Er zerfällt in 3 Gruppen (Fr. Müller):
1) Die östliche Gruppe umfaßt die Kaffernsprachen (Kafir im engern Sinn, Zulu), die Sambesisprachen (Sprachen der Barotse, Bayeye,
Maschona) und Sansibarsprachen (Kisuaheli, Kinika, Kikamba, Kihiau, Kipokomo).
2) Die mittlere Gruppe besteht aus:
a) Setschuana (Sesuto, Serolong, Sehlapi).
b) Tekeza (Sprachen der Mankolosi, Matonga, Mahloenga).
3) Zur westlichen Gruppe gehören:
a) Herero, Bunda, Loanda.
b) Congo, Mpongwe, Dikele, Isubu, Fernando Po, Dualla (in Camerun).
Auch dieser Sprachstamm zeichnet sich durch eine sehr reiche und regelmäßige Flexion aus, die aber fast nur durch vorn antretende
grammatische Elemente (Präfixe) bewirkt wird. Besonders besitzen sämtliche Bantusprachen eine beträchtliche Anzahl von
Artikeln, die zugleich, in der Bedeutung von Pronomina, an das Verbum und andre Satzteile vorn angesetzt
werden, um die grammatische Kongruenz der Satzglieder auszudrücken. Daher hat sie Bleek die »präfix-pronominalen« Sprachen
genannt.
VI. Hamito-semitischer Sprachstamm.
A. Die hamitische Gruppe umfaßt:
1) Die libyschen od. Berbersprachen in Nordafrika.

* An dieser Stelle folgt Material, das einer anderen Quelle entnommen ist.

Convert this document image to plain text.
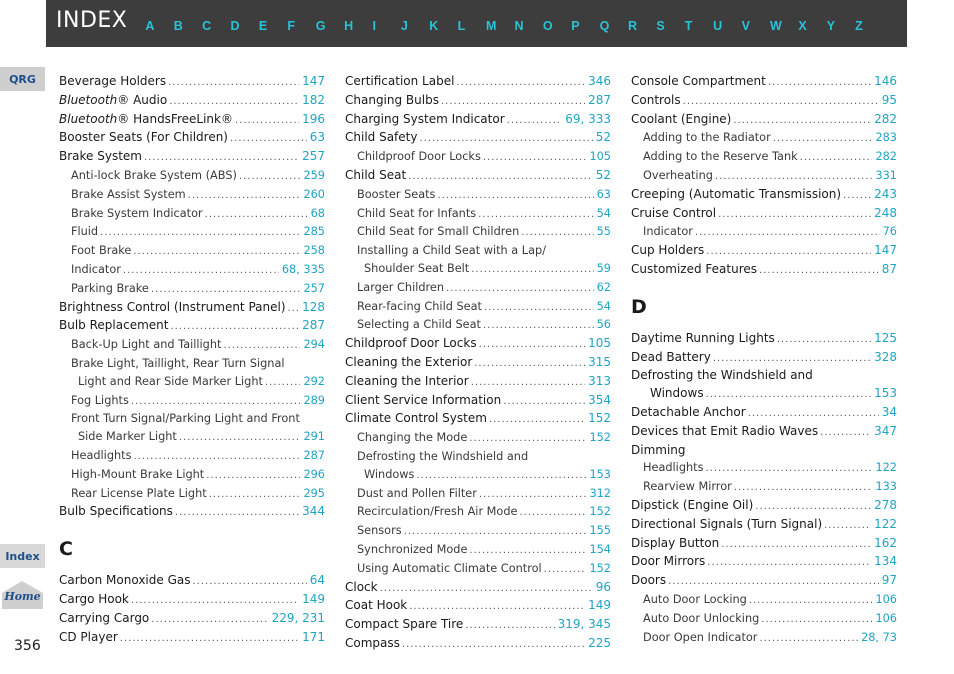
INDEX A	B	C	D	E	F	G	H	I	J	K	L	M	N	O	P	Q	R	S	T	U	V	W	X	Y	Z
QRG
Index
Home
Beverage Holders .....	147
Bluetooth® Audio .....	182
Bluetooth® HandsFreeLink® .....	196
Booster Seats (For Children) .....	63
Brake System .....	257
Anti-lock Brake System (ABS) .....	259
Brake Assist System .....	260
Brake System Indicator .....	68
Fluid .....	285
Foot Brake .....	258
Indicator .....	68, 335
Parking Brake .....	257
Brightness Control (Instrument Panel) ..... 128
Bulb Replacement .....	287
Back-Up Light and Taillight .....	294
Brake Light, Taillight, Rear Turn Signal
Light and Rear Side Marker Light .....	292
Fog Lights .....	289
Front Turn Signal/Parking Light and Front
Side Marker Light .....	291
Headlights .....	287
High-Mount Brake Light .....	296
Rear License Plate Light .....	295
Bulb Specifications .....	344
C
Carbon Monoxide Gas .....	64
Cargo Hook .....	149
Carrying Cargo .....	229, 231
CD Player .....	171
Certification Label .....	346
Changing Bulbs .....	287
Charging System Indicator .....	69, 333
Child Safety .....	52
Childproof Door Locks .....	105
Child Seat .....	52
Booster Seats .....	63
Child Seat for Infants .....	54
Child Seat for Small Children .....	55
Installing a Child Seat with a Lap/
Shoulder Seat Belt .....	59
Larger Children .....	62
Rear-facing Child Seat .....	54
Selecting a Child Seat .....	56
Childproof Door Locks .....	105
Cleaning the Exterior .....	315
Cleaning the Interior .....	313
Client Service Information .....	354
Climate Control System .....	152
Changing the Mode .....	152
Defrosting the Windshield and
Windows .....	153
Dust and Pollen Filter .....	312
Recirculation/Fresh Air Mode .....	152
Sensors .....	155
Synchronized Mode .....	154
Using Automatic Climate Control .....	152
Clock .....	96
Coat Hook .....	149
Compact Spare Tire .....	319, 345
Compass .....	225
Console Compartment .....	146
Controls .....	95
Coolant (Engine) .....	282
Adding to the Radiator .....	283
Adding to the Reserve Tank .....	282
Overheating .....	331
Creeping (Automatic Transmission) .....	243
Cruise Control .....	248
Indicator .....	76
Cup Holders .....	147
Customized Features .....	87
D
Daytime Running Lights .....	125
Dead Battery .....	328
Defrosting the Windshield and
Windows .....	153
Detachable Anchor .....	34
Devices that Emit Radio Waves .....	347
Dimming
Headlights .....	122
Rearview Mirror .....	133
Dipstick (Engine Oil) .....	278
Directional Signals (Turn Signal) .....	122
Display Button .....	162
Door Mirrors .....	134
Doors .....	97
Auto Door Locking .....	106
Auto Door Unlocking .....	106
Door Open Indicator .....	28, 73
356
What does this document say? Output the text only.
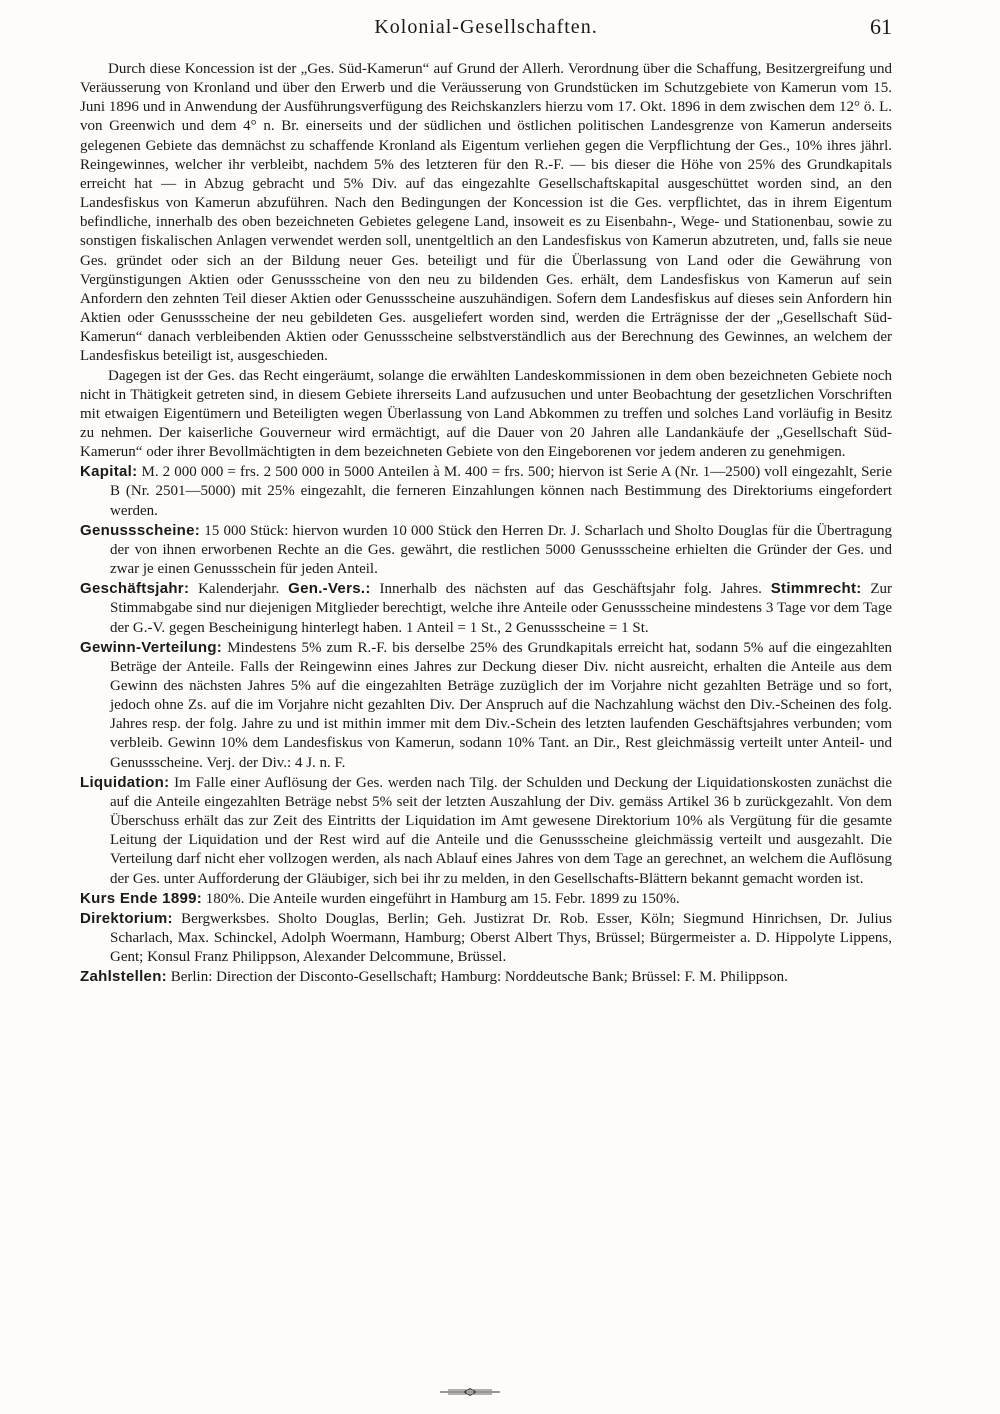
Kolonial-Gesellschaften.	61

Durch diese Koncession ist der „Ges. Süd-Kamerun“ auf Grund der Allerh. Verordnung über die Schaffung, Besitzergreifung und Veräusserung von Kronland und über den Erwerb und die Veräusserung von Grundstücken im Schutzgebiete von Kamerun vom 15. Juni 1896 und in Anwendung der Ausführungsverfügung des Reichskanzlers hierzu vom 17. Okt. 1896 in dem zwischen dem 12° ö. L. von Greenwich und dem 4° n. Br. einerseits und der südlichen und östlichen politischen Landesgrenze von Kamerun anderseits gelegenen Gebiete das demnächst zu schaffende Kronland als Eigentum verliehen gegen die Verpflichtung der Ges., 10% ihres jährl. Reingewinnes, welcher ihr verbleibt, nachdem 5% des letzteren für den R.-F. — bis dieser die Höhe von 25% des Grundkapitals erreicht hat — in Abzug gebracht und 5% Div. auf das eingezahlte Gesellschaftskapital ausgeschüttet worden sind, an den Landesfiskus von Kamerun abzuführen. Nach den Bedingungen der Koncession ist die Ges. verpflichtet, das in ihrem Eigentum befindliche, innerhalb des oben bezeichneten Gebietes gelegene Land, insoweit es zu Eisenbahn-, Wege- und Stationenbau, sowie zu sonstigen fiskalischen Anlagen verwendet werden soll, unentgeltlich an den Landesfiskus von Kamerun abzutreten, und, falls sie neue Ges. gründet oder sich an der Bildung neuer Ges. beteiligt und für die Überlassung von Land oder die Gewährung von Vergünstigungen Aktien oder Genussscheine von den neu zu bildenden Ges. erhält, dem Landesfiskus von Kamerun auf sein Anfordern den zehnten Teil dieser Aktien oder Genussscheine auszuhändigen. Sofern dem Landesfiskus auf dieses sein Anfordern hin Aktien oder Genussscheine der neu gebildeten Ges. ausgeliefert worden sind, werden die Erträgnisse der der „Gesellschaft Süd-Kamerun“ danach verbleibenden Aktien oder Genussscheine selbstverständlich aus der Berechnung des Gewinnes, an welchem der Landesfiskus beteiligt ist, ausgeschieden.

Dagegen ist der Ges. das Recht eingeräumt, solange die erwählten Landeskommissionen in dem oben bezeichneten Gebiete noch nicht in Thätigkeit getreten sind, in diesem Gebiete ihrerseits Land aufzusuchen und unter Beobachtung der gesetzlichen Vorschriften mit etwaigen Eigentümern und Beteiligten wegen Überlassung von Land Abkommen zu treffen und solches Land vorläufig in Besitz zu nehmen. Der kaiserliche Gouverneur wird ermächtigt, auf die Dauer von 20 Jahren alle Landankäufe der „Gesellschaft Süd-Kamerun“ oder ihrer Bevollmächtigten in dem bezeichneten Gebiete von den Eingeborenen vor jedem anderen zu genehmigen.

Kapital: M. 2 000 000 = frs. 2 500 000 in 5000 Anteilen à M. 400 = frs. 500; hiervon ist Serie A (Nr. 1—2500) voll eingezahlt, Serie B (Nr. 2501—5000) mit 25% eingezahlt, die ferneren Einzahlungen können nach Bestimmung des Direktoriums eingefordert werden.
Genussscheine: 15 000 Stück: hiervon wurden 10 000 Stück den Herren Dr. J. Scharlach und Sholto Douglas für die Übertragung der von ihnen erworbenen Rechte an die Ges. gewährt, die restlichen 5000 Genussscheine erhielten die Gründer der Ges. und zwar je einen Genussschein für jeden Anteil.
Geschäftsjahr: Kalenderjahr. Gen.-Vers.: Innerhalb des nächsten auf das Geschäftsjahr folg. Jahres. Stimmrecht: Zur Stimmabgabe sind nur diejenigen Mitglieder berechtigt, welche ihre Anteile oder Genussscheine mindestens 3 Tage vor dem Tage der G.-V. gegen Bescheinigung hinterlegt haben. 1 Anteil = 1 St., 2 Genussscheine = 1 St.
Gewinn-Verteilung: Mindestens 5% zum R.-F. bis derselbe 25% des Grundkapitals erreicht hat, sodann 5% auf die eingezahlten Beträge der Anteile. Falls der Reingewinn eines Jahres zur Deckung dieser Div. nicht ausreicht, erhalten die Anteile aus dem Gewinn des nächsten Jahres 5% auf die eingezahlten Beträge zuzüglich der im Vorjahre nicht gezahlten Beträge und so fort, jedoch ohne Zs. auf die im Vorjahre nicht gezahlten Div. Der Anspruch auf die Nachzahlung wächst den Div.-Scheinen des folg. Jahres resp. der folg. Jahre zu und ist mithin immer mit dem Div.-Schein des letzten laufenden Geschäftsjahres verbunden; vom verbleib. Gewinn 10% dem Landesfiskus von Kamerun, sodann 10% Tant. an Dir., Rest gleichmässig verteilt unter Anteil- und Genussscheine. Verj. der Div.: 4 J. n. F.
Liquidation: Im Falle einer Auflösung der Ges. werden nach Tilg. der Schulden und Deckung der Liquidationskosten zunächst die auf die Anteile eingezahlten Beträge nebst 5% seit der letzten Auszahlung der Div. gemäss Artikel 36 b zurückgezahlt. Von dem Überschuss erhält das zur Zeit des Eintritts der Liquidation im Amt gewesene Direktorium 10% als Vergütung für die gesamte Leitung der Liquidation und der Rest wird auf die Anteile und die Genussscheine gleichmässig verteilt und ausgezahlt. Die Verteilung darf nicht eher vollzogen werden, als nach Ablauf eines Jahres von dem Tage an gerechnet, an welchem die Auflösung der Ges. unter Aufforderung der Gläubiger, sich bei ihr zu melden, in den Gesellschafts-Blättern bekannt gemacht worden ist.
Kurs Ende 1899: 180%. Die Anteile wurden eingeführt in Hamburg am 15. Febr. 1899 zu 150%.
Direktorium: Bergwerksbes. Sholto Douglas, Berlin; Geh. Justizrat Dr. Rob. Esser, Köln; Siegmund Hinrichsen, Dr. Julius Scharlach, Max. Schinckel, Adolph Woermann, Hamburg; Oberst Albert Thys, Brüssel; Bürgermeister a. D. Hippolyte Lippens, Gent; Konsul Franz Philippson, Alexander Delcommune, Brüssel.
Zahlstellen: Berlin: Direction der Disconto-Gesellschaft; Hamburg: Norddeutsche Bank; Brüssel: F. M. Philippson.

2) Die äthiopischen Sprachen, Galla, Somali, Bedscha, Dankali (Danakil), Agau, Saho, Falascha, Belen, vom südlichen
Ägypten bis au den Äquator reichend.
3) Das Altägyptische der ägyptischen Denkmäler und Papyrusrollen mit seiner ebenfalls schon ausgestorbenen Tochtersprache,
dem Koptischen.
B. Die semitische Gruppe teilt sich in:
1) Nördliche Abteilung, bestehend aus dem nahe verwandten Assyrisch und Babylonisch der Keilinschriften, den kanaanitischen
Sprachen, nämlich Hebräisch nebst Samaritanisch und Phönikisch nebst Punisch, und aus den aramäischen
Sprachen, d. h. Chaldäisch und Syrisch nebst Mandäisch und Palmyrenisch.
2) Südliche Abteilung mit Arabisch, jetzt auch in Nordafrika verbreitet u. mit dem Islam immer weiter nach dem Süden Afrikas
vordringend, Himjarisch, Äthiopisch (Geez), Amharisch, Tigré, Harrari.
Die beiden ersten Spezies der semitischen Gruppe sind völlig ausgestorben, wenn man von dem syrischen
Dialekt einiger Nestorianer und Jakobitengemeinden am Urmiasee und in Turabdin absieht, und auch von der dritten Spezies sind
das Äthiopische und Himjarische jetzt erloschen. Die hamitische und semitische Gruppe stimmen nur betreffs eines Teils ihrer
Wurzeln, namentlich bei den Pronomina und Zahlwörtern, und betreffs der Unterscheidung des grammatischen
Geschlechts überein. Sonst sind die hamitischen Sprachen grammatisch sehr wenig, die semitischen dagegen im höchsten Grad
entwickelt, indem sie, die verschiedenen grammatischen Beziehungen, sowohl am Nomen als am Verbum, teils durch vorn oder hinten
antretende Affixe, teils durch Variation des Wurzelvokals ausdrücken. Jede Wurzel enthält drei Konsonanten, welche stets unverändert
bleiben, so sehr die Vokale wechseln.
VII. Der indogermanische Sprachstamm
zerfällt in acht Gruppen:
1) Indische Gruppe: Jetzt ausgestorben sind das Sanskrit, Prâkrit und Pâli;
lebende Sprachen sind: Hindi und Hindostani (Urdu),
fast in ganz Nordindien verbreitet, wo es von nahezu 100 Mill. Menschen gesprochen wird, Pandschabi am obern, Sindi
am untern Indus, Marathi und Gudscherati in der Präsidentschaft Bombay, Bengali, Assami, Oriya in Bengalen, Nepali, Kaschmiri im
Norden, nach einigen auch das Singhalesische auf der Südhälfte der Insel Ceylon, nördlich von Indien das Kafir und Dardu, in
Europa die mit diesen beiden Idiomen nahe verwandte Sprache der Zigeuner, die Auswanderer aus Indien sind.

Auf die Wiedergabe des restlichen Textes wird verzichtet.